Sharp, clear images for optimal analysis
IVA Geo can accommodate scene variations without extensive retraining by leveraging its ongoing research in incremental and self-supervised / semi-supervised learning areas. Progress made in image super-resolution modeling, especially with the state-of-the-art diffusion models, has helped in tasks like damage detection, where data resolution can be challenging, leading us to develop models that enhance poor satellite image quality.
In addition, we are preparing our model architectures to infer with multimodal image streams such that the lack of resolution in one could be compensated by the other. This approach has the potential to provide insights comparable to high-resolution imagery that can reveal detailed aspects in situations where determining physical composition, like roof material detection or understanding the extent of damage spread in case of fires and oil spillage, is crucial.
IVA Geo has progressed in quickly assessing natural catastrophes using multimodal satellite imagery and ancillary data. Its capability to analyze and infer from a diverse range of image modalities, from simple color to multispectral and hyperspectral images, and then validate the results with additional ground truth information allows a thorough examination of Earth’s surface.
A vision of the future
The primary plan is to develop IVA Geo into a comprehensive Geospatial AI platform for analyzing climate change impact by automating the process of interpreting multimodal geospatial data for efficient decision-making. We aim to revolutionize disaster management through early warning systems and optimized response strategies. This platform is poised to become an invaluable instrument for governments and businesses. It will aid in fostering well-informed policymaking, pinpointing high-risk regions, and devising robust strategies for resilience. By improving the monitoring of assets and resources, IVA Geo will also contribute to more efficient management practices, leading to cost savings, enhanced operational efficiency, and improved sustainability performance.

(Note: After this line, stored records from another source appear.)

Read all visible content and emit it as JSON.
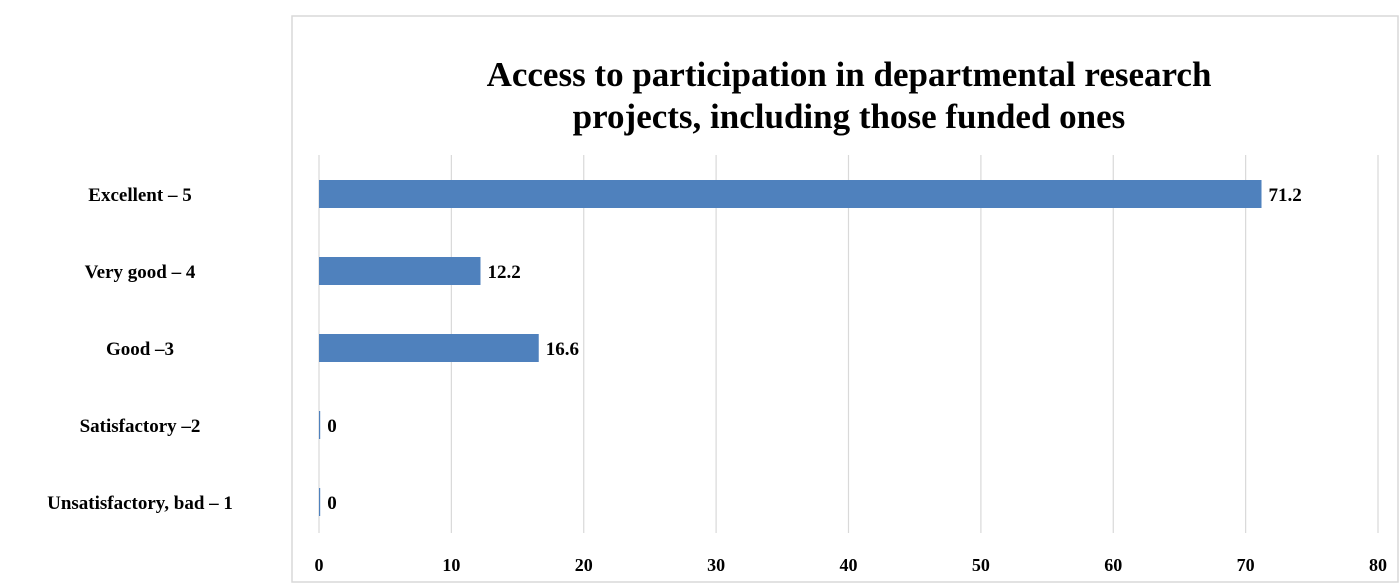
{
  "chart_data": {
    "type": "bar",
    "orientation": "horizontal",
    "title_lines": [
      "Access to participation in departmental research",
      "projects, including  those funded ones"
    ],
    "categories": [
      "Excellent – 5",
      "Very good – 4",
      "Good –3",
      "Satisfactory –2",
      "Unsatisfactory, bad – 1"
    ],
    "values": [
      71.2,
      12.2,
      16.6,
      0,
      0
    ],
    "data_labels": [
      "71.2",
      "12.2",
      "16.6",
      "0",
      "0"
    ],
    "xlim": [
      0,
      80
    ],
    "xticks": [
      0,
      10,
      20,
      30,
      40,
      50,
      60,
      70,
      80
    ],
    "xtick_labels": [
      "0",
      "10",
      "20",
      "30",
      "40",
      "50",
      "60",
      "70",
      "80"
    ],
    "grid": true,
    "legend": "none",
    "bar_color": "#4f81bd",
    "grid_color": "#d9d9d9",
    "border_color": "#d9d9d9"
  }
}
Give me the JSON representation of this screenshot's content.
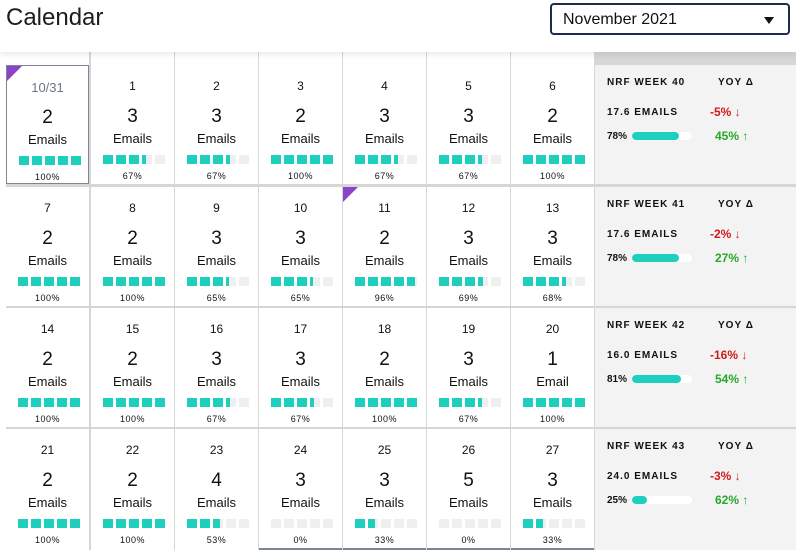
{
  "header": {
    "title": "Calendar",
    "month_select": {
      "value": "November 2021"
    }
  },
  "colors": {
    "fill": "#1fcfbe",
    "flag": "#8b43c7",
    "negative": "#d11a1a",
    "positive": "#27a82b"
  },
  "weeks": [
    {
      "days": [
        {
          "date": "10/31",
          "count": "2",
          "unit": "Emails",
          "pct": "100%",
          "fill": 1.0,
          "flag": true,
          "muted": true,
          "first": true
        },
        {
          "date": "1",
          "count": "3",
          "unit": "Emails",
          "pct": "67%",
          "fill": 0.67
        },
        {
          "date": "2",
          "count": "3",
          "unit": "Emails",
          "pct": "67%",
          "fill": 0.67
        },
        {
          "date": "3",
          "count": "2",
          "unit": "Emails",
          "pct": "100%",
          "fill": 1.0
        },
        {
          "date": "4",
          "count": "3",
          "unit": "Emails",
          "pct": "67%",
          "fill": 0.67
        },
        {
          "date": "5",
          "count": "3",
          "unit": "Emails",
          "pct": "67%",
          "fill": 0.67
        },
        {
          "date": "6",
          "count": "2",
          "unit": "Emails",
          "pct": "100%",
          "fill": 1.0
        }
      ],
      "summary": {
        "week": "NRF WEEK 40",
        "yoy": "YOY Δ",
        "emails": "17.6 EMAILS",
        "delta_emails": "-5% ↓",
        "rate": "78%",
        "rate_fill": 0.78,
        "delta_rate": "45% ↑"
      }
    },
    {
      "days": [
        {
          "date": "7",
          "count": "2",
          "unit": "Emails",
          "pct": "100%",
          "fill": 1.0
        },
        {
          "date": "8",
          "count": "2",
          "unit": "Emails",
          "pct": "100%",
          "fill": 1.0
        },
        {
          "date": "9",
          "count": "3",
          "unit": "Emails",
          "pct": "65%",
          "fill": 0.65
        },
        {
          "date": "10",
          "count": "3",
          "unit": "Emails",
          "pct": "65%",
          "fill": 0.65
        },
        {
          "date": "11",
          "count": "2",
          "unit": "Emails",
          "pct": "96%",
          "fill": 0.96,
          "flag": true
        },
        {
          "date": "12",
          "count": "3",
          "unit": "Emails",
          "pct": "69%",
          "fill": 0.69
        },
        {
          "date": "13",
          "count": "3",
          "unit": "Emails",
          "pct": "68%",
          "fill": 0.68
        }
      ],
      "summary": {
        "week": "NRF WEEK 41",
        "yoy": "YOY Δ",
        "emails": "17.6 EMAILS",
        "delta_emails": "-2% ↓",
        "rate": "78%",
        "rate_fill": 0.78,
        "delta_rate": "27% ↑"
      }
    },
    {
      "days": [
        {
          "date": "14",
          "count": "2",
          "unit": "Emails",
          "pct": "100%",
          "fill": 1.0
        },
        {
          "date": "15",
          "count": "2",
          "unit": "Emails",
          "pct": "100%",
          "fill": 1.0
        },
        {
          "date": "16",
          "count": "3",
          "unit": "Emails",
          "pct": "67%",
          "fill": 0.67
        },
        {
          "date": "17",
          "count": "3",
          "unit": "Emails",
          "pct": "67%",
          "fill": 0.67
        },
        {
          "date": "18",
          "count": "2",
          "unit": "Emails",
          "pct": "100%",
          "fill": 1.0
        },
        {
          "date": "19",
          "count": "3",
          "unit": "Emails",
          "pct": "67%",
          "fill": 0.67
        },
        {
          "date": "20",
          "count": "1",
          "unit": "Email",
          "pct": "100%",
          "fill": 1.0
        }
      ],
      "summary": {
        "week": "NRF WEEK 42",
        "yoy": "YOY Δ",
        "emails": "16.0 EMAILS",
        "delta_emails": "-16% ↓",
        "rate": "81%",
        "rate_fill": 0.81,
        "delta_rate": "54% ↑"
      }
    },
    {
      "days": [
        {
          "date": "21",
          "count": "2",
          "unit": "Emails",
          "pct": "100%",
          "fill": 1.0
        },
        {
          "date": "22",
          "count": "2",
          "unit": "Emails",
          "pct": "100%",
          "fill": 1.0
        },
        {
          "date": "23",
          "count": "4",
          "unit": "Emails",
          "pct": "53%",
          "fill": 0.53
        },
        {
          "date": "24",
          "count": "3",
          "unit": "Emails",
          "pct": "0%",
          "fill": 0.0,
          "last": true
        },
        {
          "date": "25",
          "count": "3",
          "unit": "Emails",
          "pct": "33%",
          "fill": 0.33,
          "last": true
        },
        {
          "date": "26",
          "count": "5",
          "unit": "Emails",
          "pct": "0%",
          "fill": 0.0,
          "last": true
        },
        {
          "date": "27",
          "count": "3",
          "unit": "Emails",
          "pct": "33%",
          "fill": 0.33,
          "last": true
        }
      ],
      "summary": {
        "week": "NRF WEEK 43",
        "yoy": "YOY Δ",
        "emails": "24.0 EMAILS",
        "delta_emails": "-3% ↓",
        "rate": "25%",
        "rate_fill": 0.25,
        "delta_rate": "62% ↑"
      }
    }
  ]
}
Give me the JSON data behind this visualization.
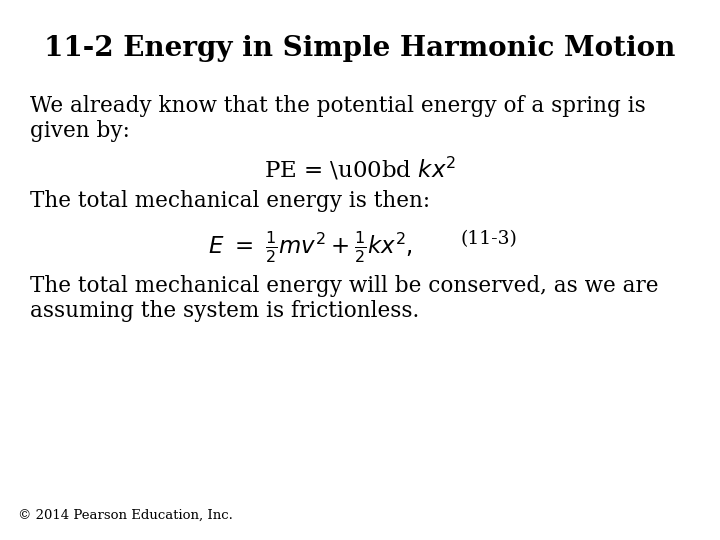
{
  "title": "11-2 Energy in Simple Harmonic Motion",
  "background_color": "#ffffff",
  "title_fontsize": 20,
  "title_fontweight": "bold",
  "title_color": "#000000",
  "body_fontsize": 15.5,
  "body_color": "#000000",
  "footer_text": "© 2014 Pearson Education, Inc.",
  "footer_fontsize": 9.5,
  "para1_line1": "We already know that the potential energy of a spring is",
  "para1_line2": "given by:",
  "para2": "The total mechanical energy is then:",
  "equation_label": "(11-3)",
  "para3_line1": "The total mechanical energy will be conserved, as we are",
  "para3_line2": "assuming the system is frictionless."
}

Despite the massive success of foundation models in the language and vision domain, the progress of similar geospatial artificial intelligence models is still a work in progress. Tools like the Segment Anything Model (SAM) from Meta AI have significantly improved geospatial analysis. SAM and its variants are widely used for land use, land cover, and infrastructure element segmentation tasks. Current development efforts focus on enhancing SAM for a multiscale understanding of spatial attributes. Large Language Models (LLMs) are being expanded to automate geospatial semantic tasks such as identifying specific locations from textual and image descriptions and answering geographical questions. Fractal’s internal research efforts are also being extended towards developing intelligent agent frameworks to organize and execute data processing and modeling tasks autonomously, making geospatial analysis more streamlined and readily available.